LE CHEMIN

Je suis le chemin  (Jean XIV, 6).

Depuis qu'il y a des hommes sur la terre s'est posé à eux le problème de l'être et de la destinée : d'où venons‑nous ? où allons‑nous ? En d'autres termes, les rapports de Dieu avec nous et de nous avec Dieu.

Les gens qui se croient habiles disent que nous ne pouvons ni atteindre ni même connaître le but de la vie et ils déclarent que le rechercher est une  illusion.

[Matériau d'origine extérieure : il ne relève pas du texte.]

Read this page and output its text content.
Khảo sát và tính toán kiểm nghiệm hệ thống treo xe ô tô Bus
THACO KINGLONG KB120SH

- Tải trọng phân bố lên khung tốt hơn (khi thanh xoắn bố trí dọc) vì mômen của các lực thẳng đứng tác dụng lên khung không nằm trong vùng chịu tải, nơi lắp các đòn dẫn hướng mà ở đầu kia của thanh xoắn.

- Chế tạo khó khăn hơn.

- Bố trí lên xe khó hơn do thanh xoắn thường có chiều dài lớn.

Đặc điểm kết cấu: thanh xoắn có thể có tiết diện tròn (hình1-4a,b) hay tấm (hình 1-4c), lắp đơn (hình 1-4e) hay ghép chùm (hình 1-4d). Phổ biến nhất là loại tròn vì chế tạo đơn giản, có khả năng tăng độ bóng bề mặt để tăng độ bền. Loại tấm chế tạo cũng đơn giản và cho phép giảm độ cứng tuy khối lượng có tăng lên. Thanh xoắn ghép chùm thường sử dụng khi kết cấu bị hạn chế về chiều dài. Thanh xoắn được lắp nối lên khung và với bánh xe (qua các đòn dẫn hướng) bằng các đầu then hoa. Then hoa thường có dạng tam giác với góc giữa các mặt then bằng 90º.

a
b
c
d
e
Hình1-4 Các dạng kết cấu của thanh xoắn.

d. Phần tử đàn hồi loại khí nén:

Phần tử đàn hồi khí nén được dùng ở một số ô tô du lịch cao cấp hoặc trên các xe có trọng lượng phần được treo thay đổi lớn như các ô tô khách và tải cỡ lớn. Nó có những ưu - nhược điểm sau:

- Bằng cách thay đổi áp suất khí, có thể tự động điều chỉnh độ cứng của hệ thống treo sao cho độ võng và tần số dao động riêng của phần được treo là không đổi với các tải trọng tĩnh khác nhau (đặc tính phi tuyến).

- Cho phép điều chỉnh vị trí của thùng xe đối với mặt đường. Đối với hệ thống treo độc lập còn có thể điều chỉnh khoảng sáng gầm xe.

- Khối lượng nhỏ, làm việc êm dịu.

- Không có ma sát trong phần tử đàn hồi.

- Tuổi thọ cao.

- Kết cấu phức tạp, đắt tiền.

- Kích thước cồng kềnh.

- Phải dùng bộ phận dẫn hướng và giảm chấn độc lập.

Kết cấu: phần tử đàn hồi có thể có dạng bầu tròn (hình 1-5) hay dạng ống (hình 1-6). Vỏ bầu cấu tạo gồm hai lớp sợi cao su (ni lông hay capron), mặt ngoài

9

Mais tous les raisonnements n'y feront rien nous avons besoin de savoir où nous allons, nous avons besoin de savoir ce qu'il y a après la vie après ses joies et ses peines

Chez beaucoup de personnes la question primordiale est . croire ou ne pas croire en Dieu c'est à dire croire ou ne pas croire qu'il y a un Etre suprême, créateur des univers. Question importante assurément, question primordiale. Mais la solution de cette question est une base et une base n'est rien si on ne construit pas sur elle. La foi qui est sans influence sur la vie, sur le comportement en face de la vie n'est pas la foi. La‑ religion n'est pas la solution d'un problème de l'esprit. mais la rencontre avec une Personne. Le mot religion vient du verbe relier.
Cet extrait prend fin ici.